The 2003 computer didn’t have the poem, but it has a bunch of story beginnings I might revisit. This one was meant to be a story about a typical relationship, born of comfort and loneliness, where one party is seriously in love, and the other just wanted a warm body to sleep next to. The general idea was that he dies, and finds himself in the “next world,” which is strikingly similar to this one, and he’s excited because it’s a chance to start again and do things he really wants to do, only she comes for him to bring him back to her. It’s like Orpheus and Eurydice, only backwards and fucked up. It was meant to be a comedy, but got really sort of dark on the legal pad, and because I wanted it to be funny, not depressing, I’d only typed the very first part so I could rewrite it in a lighter direction. Of course, I didn’t, and have only this now:

She is always saying fucked up things like this. Things that make him uncomfortable and almost angry. Things like, “What if you don’t have a soul?” and “What if the economy crashed and there was another Great Depression and you couldn’t get work and you had to live in your car?” and “What if terrorists attacked Chicago and you couldn’t get out of the city?”  What if, what if, what if what if?
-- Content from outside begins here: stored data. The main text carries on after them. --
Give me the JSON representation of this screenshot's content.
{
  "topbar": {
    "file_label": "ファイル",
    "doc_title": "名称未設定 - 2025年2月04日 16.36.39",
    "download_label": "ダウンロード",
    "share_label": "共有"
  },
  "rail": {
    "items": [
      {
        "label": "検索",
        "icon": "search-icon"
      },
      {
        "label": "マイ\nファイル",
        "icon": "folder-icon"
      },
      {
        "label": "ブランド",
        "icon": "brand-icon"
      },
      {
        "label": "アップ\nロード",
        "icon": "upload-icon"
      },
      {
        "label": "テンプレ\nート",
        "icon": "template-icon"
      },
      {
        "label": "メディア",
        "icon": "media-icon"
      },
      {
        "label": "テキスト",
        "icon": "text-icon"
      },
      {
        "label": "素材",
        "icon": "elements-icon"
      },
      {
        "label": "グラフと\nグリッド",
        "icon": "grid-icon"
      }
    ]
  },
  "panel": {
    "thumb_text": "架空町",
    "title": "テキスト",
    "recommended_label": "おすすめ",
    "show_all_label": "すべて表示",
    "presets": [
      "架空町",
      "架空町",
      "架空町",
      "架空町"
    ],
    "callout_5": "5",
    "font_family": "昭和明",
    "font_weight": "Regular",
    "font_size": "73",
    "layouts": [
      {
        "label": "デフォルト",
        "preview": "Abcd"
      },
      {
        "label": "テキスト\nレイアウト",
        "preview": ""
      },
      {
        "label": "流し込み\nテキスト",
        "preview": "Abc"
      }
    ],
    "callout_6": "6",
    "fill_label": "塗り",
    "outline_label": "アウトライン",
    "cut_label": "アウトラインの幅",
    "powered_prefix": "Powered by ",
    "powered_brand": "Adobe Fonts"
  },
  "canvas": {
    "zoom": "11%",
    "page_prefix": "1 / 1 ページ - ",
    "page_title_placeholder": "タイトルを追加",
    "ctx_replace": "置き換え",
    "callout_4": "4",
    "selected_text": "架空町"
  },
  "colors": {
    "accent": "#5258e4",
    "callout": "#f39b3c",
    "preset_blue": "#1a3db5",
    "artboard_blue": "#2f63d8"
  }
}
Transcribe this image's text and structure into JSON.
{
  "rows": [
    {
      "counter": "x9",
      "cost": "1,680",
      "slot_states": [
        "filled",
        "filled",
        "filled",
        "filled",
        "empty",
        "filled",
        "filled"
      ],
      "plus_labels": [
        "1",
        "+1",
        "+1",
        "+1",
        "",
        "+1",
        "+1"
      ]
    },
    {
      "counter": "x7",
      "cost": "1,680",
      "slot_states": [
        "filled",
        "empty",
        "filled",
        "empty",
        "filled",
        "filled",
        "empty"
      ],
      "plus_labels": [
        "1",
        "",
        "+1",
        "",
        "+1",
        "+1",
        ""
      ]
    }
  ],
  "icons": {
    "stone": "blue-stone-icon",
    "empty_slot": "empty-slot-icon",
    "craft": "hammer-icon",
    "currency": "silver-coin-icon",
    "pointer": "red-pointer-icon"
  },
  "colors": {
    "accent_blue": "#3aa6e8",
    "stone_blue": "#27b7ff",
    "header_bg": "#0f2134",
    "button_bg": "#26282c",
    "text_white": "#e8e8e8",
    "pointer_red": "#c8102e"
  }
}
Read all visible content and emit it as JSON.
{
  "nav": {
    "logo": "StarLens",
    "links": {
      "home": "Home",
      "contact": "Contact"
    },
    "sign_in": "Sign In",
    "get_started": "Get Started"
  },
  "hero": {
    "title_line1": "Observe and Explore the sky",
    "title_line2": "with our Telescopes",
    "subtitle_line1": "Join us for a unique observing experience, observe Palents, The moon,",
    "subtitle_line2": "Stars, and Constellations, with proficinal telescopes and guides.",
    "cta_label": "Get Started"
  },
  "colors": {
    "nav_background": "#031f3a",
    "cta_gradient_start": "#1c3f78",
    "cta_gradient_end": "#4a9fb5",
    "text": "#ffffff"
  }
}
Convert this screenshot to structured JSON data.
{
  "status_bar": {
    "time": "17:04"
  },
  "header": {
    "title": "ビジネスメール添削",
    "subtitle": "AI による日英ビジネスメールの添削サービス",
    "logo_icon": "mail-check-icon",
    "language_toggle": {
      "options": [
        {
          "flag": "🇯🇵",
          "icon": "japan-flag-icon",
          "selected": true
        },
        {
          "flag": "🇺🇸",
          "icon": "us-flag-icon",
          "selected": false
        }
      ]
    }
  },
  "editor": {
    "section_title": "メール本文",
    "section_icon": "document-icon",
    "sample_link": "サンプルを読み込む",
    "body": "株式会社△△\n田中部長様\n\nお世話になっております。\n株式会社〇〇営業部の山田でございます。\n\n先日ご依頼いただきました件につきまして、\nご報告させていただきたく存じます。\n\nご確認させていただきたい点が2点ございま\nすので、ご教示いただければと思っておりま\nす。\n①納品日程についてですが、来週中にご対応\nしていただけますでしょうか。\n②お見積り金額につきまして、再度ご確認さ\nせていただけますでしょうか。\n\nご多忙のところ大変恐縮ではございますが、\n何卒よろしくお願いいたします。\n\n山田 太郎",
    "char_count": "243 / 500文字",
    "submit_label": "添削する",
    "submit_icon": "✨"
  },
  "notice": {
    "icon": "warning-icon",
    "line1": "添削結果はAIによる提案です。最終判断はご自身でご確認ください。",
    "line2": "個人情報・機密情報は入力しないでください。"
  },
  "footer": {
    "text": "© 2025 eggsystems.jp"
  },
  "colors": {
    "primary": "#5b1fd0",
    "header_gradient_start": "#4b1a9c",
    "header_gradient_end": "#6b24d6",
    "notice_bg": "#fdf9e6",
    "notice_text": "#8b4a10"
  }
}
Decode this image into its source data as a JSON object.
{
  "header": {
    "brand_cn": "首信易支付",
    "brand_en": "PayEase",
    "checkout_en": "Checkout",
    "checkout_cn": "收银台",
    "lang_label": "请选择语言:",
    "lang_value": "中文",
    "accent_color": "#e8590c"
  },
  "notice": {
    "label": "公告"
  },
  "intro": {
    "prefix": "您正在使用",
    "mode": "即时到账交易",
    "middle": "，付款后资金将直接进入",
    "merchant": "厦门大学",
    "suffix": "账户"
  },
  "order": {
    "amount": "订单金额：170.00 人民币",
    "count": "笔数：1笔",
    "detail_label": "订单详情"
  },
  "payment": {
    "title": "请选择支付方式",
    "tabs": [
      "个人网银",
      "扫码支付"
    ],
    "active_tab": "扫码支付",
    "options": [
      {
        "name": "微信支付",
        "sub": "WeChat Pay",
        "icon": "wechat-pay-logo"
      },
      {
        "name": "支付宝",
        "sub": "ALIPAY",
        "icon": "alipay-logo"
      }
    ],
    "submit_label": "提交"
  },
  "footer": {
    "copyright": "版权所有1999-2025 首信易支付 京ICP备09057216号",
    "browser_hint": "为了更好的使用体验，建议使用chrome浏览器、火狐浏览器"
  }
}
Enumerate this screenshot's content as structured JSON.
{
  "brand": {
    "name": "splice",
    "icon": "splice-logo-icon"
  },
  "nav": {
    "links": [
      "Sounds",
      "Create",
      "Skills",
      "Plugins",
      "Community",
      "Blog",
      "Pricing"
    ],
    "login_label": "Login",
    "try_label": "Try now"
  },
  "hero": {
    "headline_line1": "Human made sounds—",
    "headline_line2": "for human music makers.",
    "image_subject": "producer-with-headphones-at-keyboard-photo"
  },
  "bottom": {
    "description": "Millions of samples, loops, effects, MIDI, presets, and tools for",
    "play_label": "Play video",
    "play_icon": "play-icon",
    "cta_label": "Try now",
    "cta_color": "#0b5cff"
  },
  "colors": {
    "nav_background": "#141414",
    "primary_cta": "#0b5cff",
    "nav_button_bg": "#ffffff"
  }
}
What the fuck. This time it is, “What if I died, right now? What would you do?”

“That’s a fucked up thing to say.” Irritated and maybe – afraid? What does she want from this question?

“I know,” automatic; she’s used to the initial parry,”but what would you do?”

“I dunno. Call your Mom, I guess.” He knows that this won’t be good enough. Twin clouds of disappointment poof over her chin, and she nods and doesn’t respond. He groans inwardly.

“Why would you even ask that?” No answer. “What?” No response. “Ok, then, what would you do if I died right now?”

She perks up, as she always does when it’s her turn to extrapolate. “I would come after you, and I would bring you back.” She says this simply, with no affectation, and he can feel his stomach sink. She reaches across to the driver’s side, where he sits slumped and waiting for the signal to GO, and she touches her fingertips lightly to the hand that clenches the steering wheel. Her answer is the sort of thing he will never think to say, not even after a hundred years of being given such examples. It’s not her, he thinks, it’s just that I’m not romantic. It’s not her, it’s . . .  It’s her. Being more specific, it’s the combination of her and him. He just doesn’t have any real feelings about her. She’s a lamp, a chair, a decent but not extraordinary coffee maker: useful and appreciated on some low, comforting level. This is not a revelation for him; this is the undead refusing to stay buried in the dank subconscious. He buries it again – he is nothing if not persistent – and squeezes her hand briefly. His is clammy and placating, hers is warm and dry.